Transformer models have demonstrated remarkable success in many domains such as natural language processing (NLP) and computer vision. With the growing interest in transformer-based architectures, they are now utilized for gesture recognition. So, we also explore and devise a novel ConvMixFormer architecture for dynamic hand gestures. The transformers use quadratic scaling of the attention features with the sequential data, due to which these models are computationally complex and heavy. We have considered this drawback of the transformer and designed a resource-efficient model that replaces the self-attention in the transformer with the simple convolutional layer-based token mixer. The computational cost and the parameters used for the convolution-based mixer are comparatively less than the quadratic self-attention. Convolution-mixer helps the model capture the local spatial features that self-attention struggles to capture due to their sequential processing nature. Further, an efficient gate mechanism is employed instead of a conventional feed-forward network in the transformer to help the model control the flow of features within different stages of the proposed model.
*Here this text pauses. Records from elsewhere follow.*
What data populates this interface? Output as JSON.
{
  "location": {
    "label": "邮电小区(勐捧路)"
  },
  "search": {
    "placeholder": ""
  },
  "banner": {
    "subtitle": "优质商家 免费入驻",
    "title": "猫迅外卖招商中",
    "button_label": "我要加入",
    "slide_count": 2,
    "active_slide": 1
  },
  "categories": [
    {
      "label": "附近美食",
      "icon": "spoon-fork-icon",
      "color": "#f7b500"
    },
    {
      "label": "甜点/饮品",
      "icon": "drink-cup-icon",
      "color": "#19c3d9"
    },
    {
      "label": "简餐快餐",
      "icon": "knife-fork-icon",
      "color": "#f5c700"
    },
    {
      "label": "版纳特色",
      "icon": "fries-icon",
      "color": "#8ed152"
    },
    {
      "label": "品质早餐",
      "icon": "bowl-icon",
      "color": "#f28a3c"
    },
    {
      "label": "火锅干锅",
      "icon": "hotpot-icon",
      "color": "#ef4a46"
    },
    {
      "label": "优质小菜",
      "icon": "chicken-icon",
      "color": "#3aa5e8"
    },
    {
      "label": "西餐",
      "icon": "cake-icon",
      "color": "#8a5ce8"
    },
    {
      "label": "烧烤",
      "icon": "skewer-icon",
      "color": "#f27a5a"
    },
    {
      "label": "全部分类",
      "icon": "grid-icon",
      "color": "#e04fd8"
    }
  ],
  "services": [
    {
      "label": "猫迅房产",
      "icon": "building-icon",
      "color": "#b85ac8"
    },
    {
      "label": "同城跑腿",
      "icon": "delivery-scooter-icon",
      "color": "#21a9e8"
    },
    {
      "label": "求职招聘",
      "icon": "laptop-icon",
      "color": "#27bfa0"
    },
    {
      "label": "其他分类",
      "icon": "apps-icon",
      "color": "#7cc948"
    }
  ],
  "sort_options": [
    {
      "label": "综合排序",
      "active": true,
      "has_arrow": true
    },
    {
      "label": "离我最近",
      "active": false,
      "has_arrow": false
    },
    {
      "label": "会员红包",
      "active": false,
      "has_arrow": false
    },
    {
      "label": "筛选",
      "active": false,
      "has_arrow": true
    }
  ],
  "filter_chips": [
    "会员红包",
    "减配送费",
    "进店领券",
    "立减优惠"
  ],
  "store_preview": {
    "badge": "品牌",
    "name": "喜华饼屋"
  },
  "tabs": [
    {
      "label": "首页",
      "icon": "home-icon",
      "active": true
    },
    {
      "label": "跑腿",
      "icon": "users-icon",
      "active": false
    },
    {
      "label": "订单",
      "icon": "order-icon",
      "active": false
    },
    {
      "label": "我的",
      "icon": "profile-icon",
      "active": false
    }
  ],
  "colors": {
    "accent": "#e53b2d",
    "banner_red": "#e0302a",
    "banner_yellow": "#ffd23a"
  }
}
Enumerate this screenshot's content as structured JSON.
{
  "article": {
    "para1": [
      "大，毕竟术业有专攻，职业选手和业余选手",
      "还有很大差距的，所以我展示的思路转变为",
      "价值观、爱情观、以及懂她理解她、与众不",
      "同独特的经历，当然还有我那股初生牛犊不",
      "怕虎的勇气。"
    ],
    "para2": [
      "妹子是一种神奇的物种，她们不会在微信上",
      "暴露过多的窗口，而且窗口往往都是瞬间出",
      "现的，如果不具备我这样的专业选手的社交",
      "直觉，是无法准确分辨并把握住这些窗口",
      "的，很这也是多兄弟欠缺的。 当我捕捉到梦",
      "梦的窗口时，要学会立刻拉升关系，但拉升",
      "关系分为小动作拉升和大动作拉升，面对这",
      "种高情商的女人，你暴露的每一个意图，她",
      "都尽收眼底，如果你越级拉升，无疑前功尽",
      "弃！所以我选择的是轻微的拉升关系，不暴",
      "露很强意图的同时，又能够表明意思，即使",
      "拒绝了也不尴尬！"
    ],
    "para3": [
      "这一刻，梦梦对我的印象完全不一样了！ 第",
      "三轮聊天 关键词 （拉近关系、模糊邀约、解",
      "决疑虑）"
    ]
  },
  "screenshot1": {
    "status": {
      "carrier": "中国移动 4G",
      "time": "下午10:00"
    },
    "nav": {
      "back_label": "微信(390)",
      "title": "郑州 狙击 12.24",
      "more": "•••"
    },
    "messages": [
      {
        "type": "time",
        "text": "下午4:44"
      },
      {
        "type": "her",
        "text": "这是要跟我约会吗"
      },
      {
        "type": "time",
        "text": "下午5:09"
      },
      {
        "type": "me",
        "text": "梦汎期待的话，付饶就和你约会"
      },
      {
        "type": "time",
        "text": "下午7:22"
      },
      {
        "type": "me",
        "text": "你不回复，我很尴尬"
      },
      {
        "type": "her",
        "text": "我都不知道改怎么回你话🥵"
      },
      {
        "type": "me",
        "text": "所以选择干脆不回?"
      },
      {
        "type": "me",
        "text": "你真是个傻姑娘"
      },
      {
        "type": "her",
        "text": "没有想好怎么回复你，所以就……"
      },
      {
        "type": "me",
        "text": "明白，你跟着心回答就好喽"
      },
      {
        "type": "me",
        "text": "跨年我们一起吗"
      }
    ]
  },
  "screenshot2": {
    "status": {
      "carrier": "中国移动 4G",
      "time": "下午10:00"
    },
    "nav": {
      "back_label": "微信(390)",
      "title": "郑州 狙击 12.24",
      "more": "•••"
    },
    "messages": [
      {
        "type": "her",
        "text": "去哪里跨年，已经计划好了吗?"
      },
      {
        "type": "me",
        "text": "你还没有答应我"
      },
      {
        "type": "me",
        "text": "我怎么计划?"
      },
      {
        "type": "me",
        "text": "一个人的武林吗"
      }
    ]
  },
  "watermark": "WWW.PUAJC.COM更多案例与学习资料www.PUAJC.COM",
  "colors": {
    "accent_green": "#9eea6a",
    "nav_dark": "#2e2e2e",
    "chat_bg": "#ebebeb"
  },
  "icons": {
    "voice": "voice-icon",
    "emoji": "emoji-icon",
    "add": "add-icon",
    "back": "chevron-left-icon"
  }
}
This design uses fewer learnable parameters which is nearly half the vanilla transformer that helps in fast and efficient training. The proposed method is evaluated on NVidia Dynamic Hand Gesture and Briareo datasets and our model has achieved state-of-the-art results on single and multimodal inputs. We have also shown the parameter efficiency of the proposed ConvMixFormer model compared to other methods. The source code is available at https://github.com/mallikagarg/ConvMixFormer.

Paper Structure

This paper contains 17 sections, 5 equations, 2 figures, 6 tables.

Figures (2)

  • Figure 1: The overview of the proposed pipeline for dynamic gesture recognition. The input $X$ can be any input eg. normal, color, depth, optical flow, or infrared images. Our pipeline uses 6 ConvMixFormer stages.
  • Figure 2: (a). The conventional Transformer model consists of 2 main blocks- multi-head attention (MHA) and Feedforward network (MLP). (b). The proposed ConvMixFormer model replaces the attention mechanism with a convolution layer to mix the spatial tokens with lesser parameters and uses a gate mechanism to selectively filter the information to pass to the next stage of the transformer model. Here, Ⓡ denotes the reshaping of dimensions and CT Embed represents the class token embedding.